SMN - A chaperone for nuclear RNP social occasions?

Abstract

Survival Motor Neuron (SMN) protein localizes to both the nucleus and the cytoplasm. Cytoplasmic SMN is diffusely localized in large oligomeric complexes with core member proteins, called Gemins. Biochemical and cell biological studies have demonstrated that the SMN complex is required for the cytoplasmic assembly and nuclear transport of Sm-class ribonucleoproteins (RNPs). Nuclear SMN accumulates with spliceosomal small nuclear (sn)RNPs in Cajal bodies, sub-domains involved in multiple facets of snRNP maturation. Thus, the SMN complex forms stable associations with both nuclear and cytoplasmic snRNPs, and plays a critical role in their biogenesis. In this review, we focus on potential functions of the nuclear SMN complex, with particular emphasis on its role within the Cajal body.

Figure 1.

(A) Sm-class snRNAs are transcribed by RNA polymerase II as precursors that contain additional nucleotides at the 3′ end and a monomethylated m7GpppG (m7G) cap structure at the 5′ end. The pre-snRNA transcripts are then exported from the nucleus, often passing through the Cajal body. Once the pre-snRNAs translocate to the cytoplasm, the snRNA nuclear export complex dissociates. The SMN complex combines newly exported snRNAs with a set of Sm in a process known as Sm core assembly. Then, the snRNA is hypermethylated to form a 2,2,7-trimethylguanosine (TMG) cap structure in the pre-import complex. Finally, the RNP is imported back into the nucleus by specific snRNP import factors shown in B. Once in the nucleus, the partially assembled RNPs can transit through Cajal bodies where they undergo additional assembly and maturation steps. (B) The adaptor for the TMG cap is called snurportin1 (SPN1); this protein binds directly to the TMG cap and significantly improves the kinetics of snRNP import. SMN interacts with both SPN1 and Importin β. SMN functions to bridge the gap between the Sm core and the import machinery. These proteins, together with the snRNA and associated snRNP proteins, constitute the pre-import RNP complex.

Figure 2.

(A) In SMN(+) Cajal bodies, coilin and SMN physically interact.
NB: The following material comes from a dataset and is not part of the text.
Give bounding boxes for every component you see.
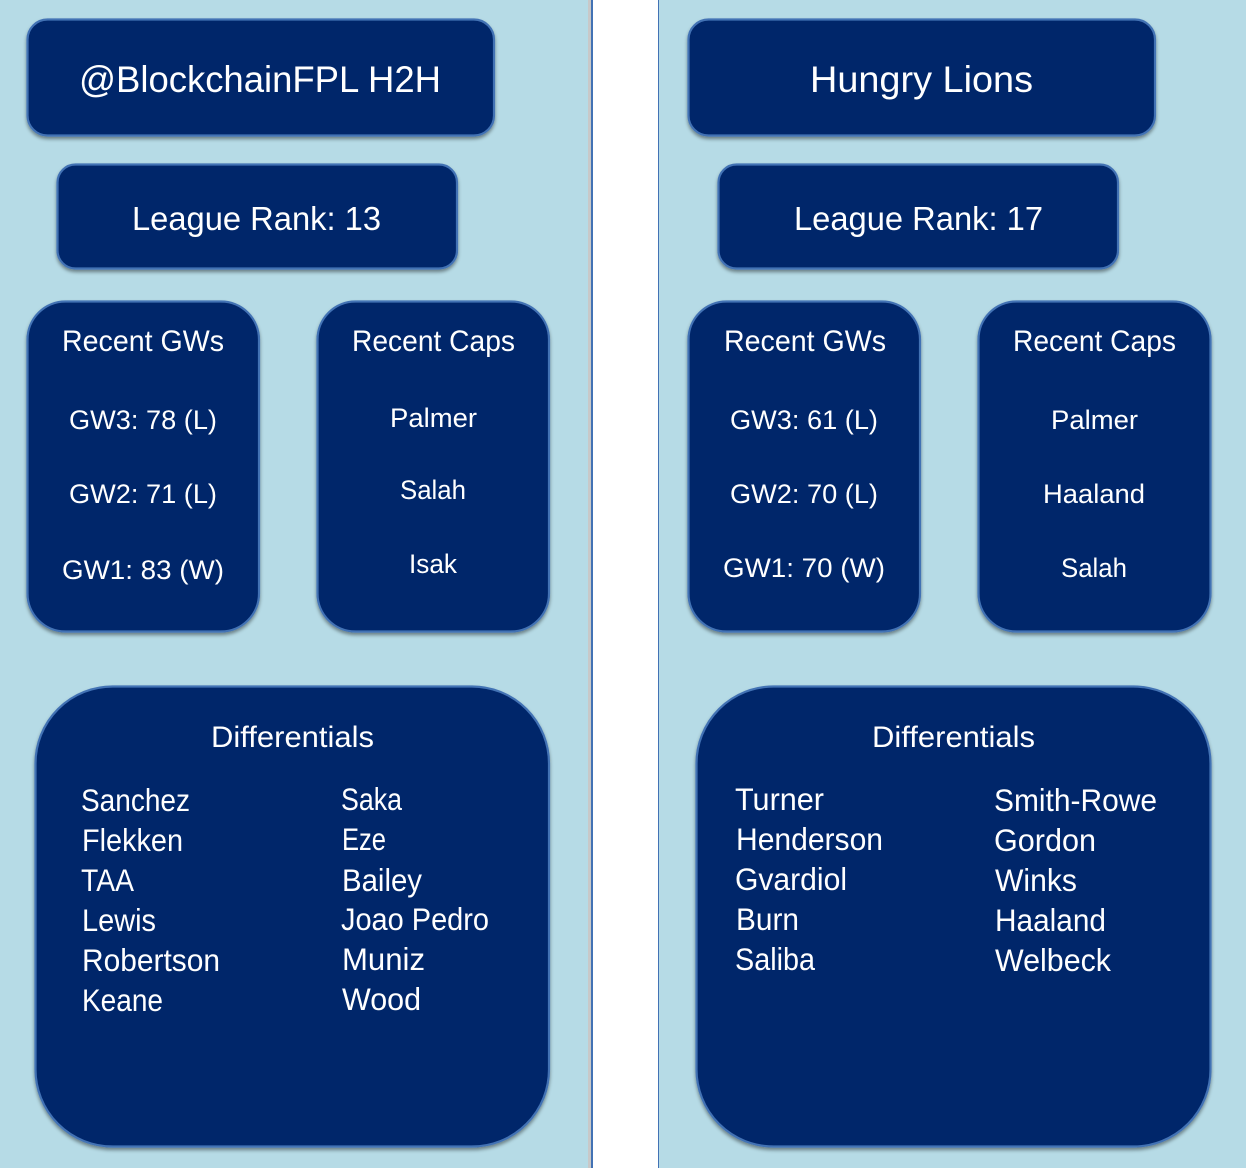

These heterotypic interactions are likely to regulate the overall composition of the nuclear body. Cajal bodies and Gems are kinetically autonomous compartments as illustrated by the Gem and SMN(−) Cajal body. The basis for this kinetic autonomy is likely due to the ability of SMN and coilin to maintain homotypic interactions (coilin-coilin and SMN-SMN) within the separated nuclear bodies. (B) SMN-Gem2 exists as a stable heterodimer that, for purposes of discussing higher order oligomerization, has been shown as a single structural unit (labeled “SMN”). At varying concentrations, this complex exists in an equilibrium mixture containing dimers, tetramers (dimer of dimers), and octamers of SMN-Gem2. Human SMN-Gem2 forms dimers to octamers and possibly even larger complexes. Octamers appear to form via self-association of tetramers. (C) The concentration of SMN within certain subcellular compartments (e.g. Cajal bodies, snRNA gene clusters or cytoplasmic stress granules) is significantly greater than that of the surrounding regions of the cell. High concentrations of SMN are also thought to be found in mRNP transport particles along axons as well as at neuromuscular junctions. If there are unique functions of SMN that can only be performed by higher-order oligomers it is likely that such functions are being carried out in specific cellular locales that contain high concentrations of the SMN complex, as illustrated by the bright green circles.

Figure 3.

(A) The binding of SMN to R1810me2s on RNAPII CTD is shown to stabilize the binding of an RNA/DNA helicase, SETX, to the CTD. SETX prevents R-loops at termination sites and allows the exonuclease XRN2 to terminate the transcript, and RNAPII is released. The prevention of R-loops by SETX also allows the spliceosome to access the RNA and modify the transcript through splicing. (B) When SMN is reduced, or the R1810 residue is lost, this results in reduced recruitment of SETX and an increase in R-loops and DNA damage. RNAPII also accumulates at the transcription termination site.